A decorated New Jersey police detective, Laurel [Julianne Moore] is diagnosed with cancer and wants to leave her hard-earned pension to her domestic partner, Stacie [Ellen Page]. However the county officials, Freeholders, prevent Laurel from doing this. Hard-nosed detective Dane Wells [Michael Shannon], and activist Steven Goldstein [Steve Carell] unite in Laurel and Stacie’s defense, rallying police officers and ordinary citizens to support their struggle for equality.

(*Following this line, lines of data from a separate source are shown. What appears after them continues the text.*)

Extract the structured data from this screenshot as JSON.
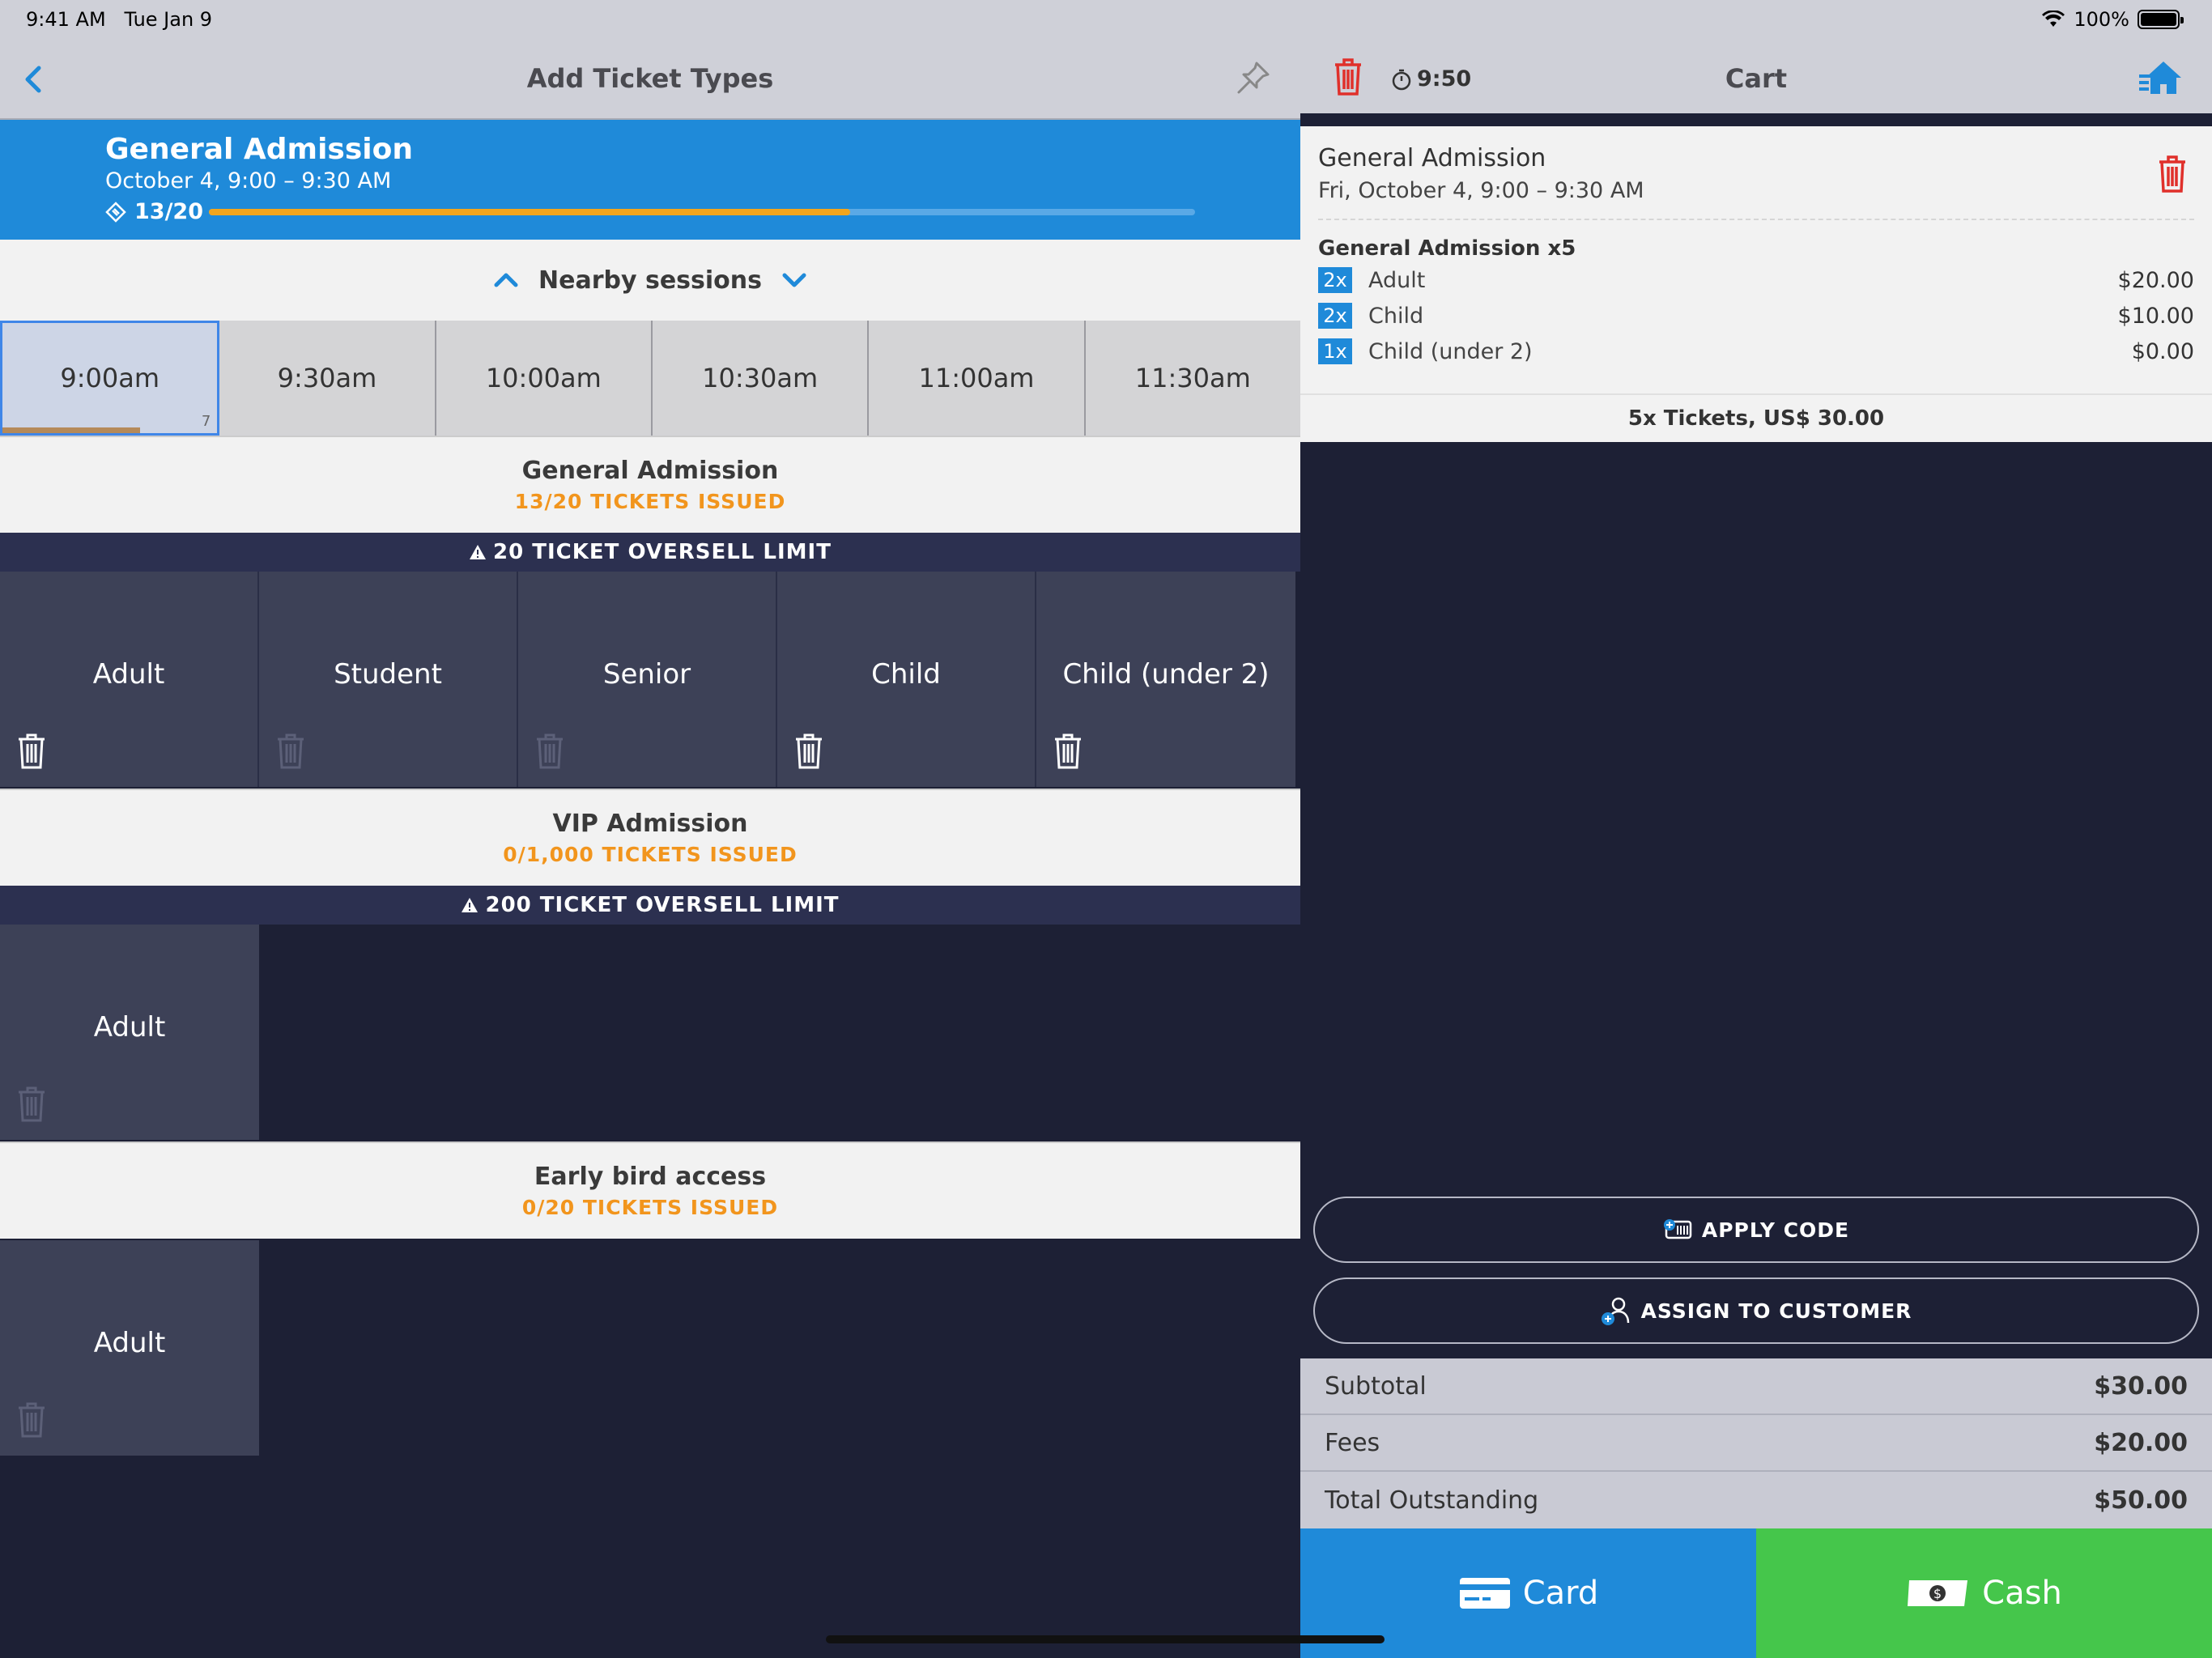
{
  "status": {
    "time": "9:41 AM",
    "date": "Tue Jan 9",
    "battery": "100%"
  },
  "left": {
    "title": "Add Ticket Types",
    "banner": {
      "name": "General Admission",
      "date": "October 4, 9:00 – 9:30 AM",
      "count": "13/20",
      "progress": 0.65
    },
    "nearby_label": "Nearby sessions",
    "times": [
      {
        "label": "9:00am",
        "count": "7",
        "selected": true
      },
      {
        "label": "9:30am"
      },
      {
        "label": "10:00am"
      },
      {
        "label": "10:30am"
      },
      {
        "label": "11:00am"
      },
      {
        "label": "11:30am"
      }
    ],
    "sections": [
      {
        "title": "General Admission",
        "issued": "13/20 TICKETS ISSUED",
        "oversell": "20 TICKET OVERSELL LIMIT",
        "tickets": [
          "Adult",
          "Student",
          "Senior",
          "Child",
          "Child (under 2)"
        ]
      },
      {
        "title": "VIP Admission",
        "issued": "0/1,000 TICKETS ISSUED",
        "oversell": "200 TICKET OVERSELL LIMIT",
        "tickets": [
          "Adult"
        ]
      },
      {
        "title": "Early bird access",
        "issued": "0/20 TICKETS ISSUED",
        "tickets": [
          "Adult"
        ]
      }
    ]
  },
  "cart": {
    "timer": "9:50",
    "title": "Cart",
    "event": "General Admission",
    "date": "Fri, October 4, 9:00 – 9:30 AM",
    "group": "General Admission x5",
    "lines": [
      {
        "qty": "2x",
        "name": "Adult",
        "price": "$20.00"
      },
      {
        "qty": "2x",
        "name": "Child",
        "price": "$10.00"
      },
      {
        "qty": "1x",
        "name": "Child (under 2)",
        "price": "$0.00"
      }
    ],
    "summary": "5x Tickets, US$ 30.00",
    "apply_code": "APPLY CODE",
    "assign_customer": "ASSIGN TO CUSTOMER",
    "subtotal_label": "Subtotal",
    "subtotal": "$30.00",
    "fees_label": "Fees",
    "fees": "$20.00",
    "total_label": "Total Outstanding",
    "total": "$50.00",
    "card_label": "Card",
    "cash_label": "Cash"
  },
  "colors": {
    "accent": "#1f8ad9",
    "orange": "#f2951d",
    "green": "#45c64b",
    "danger": "#e0302b",
    "navy": "#1d2035"
  }
}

The story of Laurel Hester first drew national headlines in 2005 — when the hard-nosed, 23-year veteran of the Ocean County police force made impassioned appeals for her partner to receive her pension as she confronted her impending death. The raw depths of what Hester and Stacie Andree went through in their campaign for equal rights came to the fore in an Oscar®-winning short, also named Freeheld, directed by Cynthia Wade.

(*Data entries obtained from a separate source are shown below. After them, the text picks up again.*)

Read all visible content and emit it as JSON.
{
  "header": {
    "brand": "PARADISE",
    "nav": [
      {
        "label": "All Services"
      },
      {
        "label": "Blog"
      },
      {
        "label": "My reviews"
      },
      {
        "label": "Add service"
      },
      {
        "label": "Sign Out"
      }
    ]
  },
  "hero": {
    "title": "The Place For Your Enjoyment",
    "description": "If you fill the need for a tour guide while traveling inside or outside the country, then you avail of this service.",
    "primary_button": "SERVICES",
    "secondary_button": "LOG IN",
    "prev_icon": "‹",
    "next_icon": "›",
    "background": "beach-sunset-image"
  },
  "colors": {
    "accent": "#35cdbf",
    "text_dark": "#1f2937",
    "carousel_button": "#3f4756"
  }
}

Wade says that as soon as she heard about Hester’s quest for benefits, she felt driven to capture her story. With no funding and two young children at home, she began shooting the proceedings of the Ocean County freeholders while also becoming an inside witness to Hester and Andree’s poignant, but profound last days together.
As soon as Wade’s short was screened for audiences it started winning acclaim. By that time Academy Award® nominated producers Michael Shamberg and Stacey Sher (Pulp Fiction, Django Unchained, Garden State) were talking to Wade about expanding on her work with a feature drama that could reach a broader audience. Wade was thrilled by the idea. Simultaneously, actress and filmmaker Ellen Page and her producing partner, Kelly Bush Novak, found themselves magnetized by the story’s mix of social relevance and honest passion, and joined forces with Shamberg and Sher.
Freeheld’s diverse producing team now began an intensive search for a screenwriter who could weave all the story’s threads of love, police, politics, media and mortality into a gripping narrative. That search led to Ron Nyswaner, who brought his own insights.Nyswaner previously was nominated for an Academy Award® for his smart, humanist, close-up approach to the screenplay for the critically acclaimed Philadelphia, which starred Tom Hanks.
Seeing Wade’s documentary sealed the deal for Nyswaner. “Twenty minutes in, I was weeping uncontrollably in my living room,” he remembers. “I was just so moved by it, and I felt drawn to the mission to tell this story to a much bigger audience.” Nyswaner approached the story first and foremost as a bone-deep love story, one that touches on all the complications and delicate beauty of connecting with someone at a level that should need no validation from others.
To entwine the raw romance of Freeheld with its exploration of how civil rights are won through step-by-step changes in people’s hearts and minds, the filmmakers next recruited director Peter Sollett. Nyswaner was exhilarated to work with Sollett. Years before, he’d actually served as a script mentor to him at the Sundance Screenwriters Lab.
With Ellen Page attached to the story from the outset, the pressure was on to find a woman who could play Laurel Hester, who is facing a human being’s most vulnerable moments at the same time as she is taking on the daunting powers of government over her personal decisions. To embody both Hester’s resolve and her tenderness, the filmmakers approached one of the most lauded actors of our time: Julianne Moore.
Moore could not resist the challenge. “It’s a lovely, lovely story, and I really felt compelled to do it,” she says of her choice. Page was thrilled to join with Moore in bringing to life the most unexpected element of Hester’s life – her relationship with a woman 18 years her junior.
The final touches on Freeheld came as prolific, Academy Award®-winning composer Hans Zimmer teamed up with The Smiths’ guitarist Johnny Marr who serves as a soloist on the film’s evocative score. Renowned singer-songwriter Linda Perry also came aboard to write Freeheld’s end credits song, performed by Grammy-nominated and multi-platinum selling artist Miley Cyrus.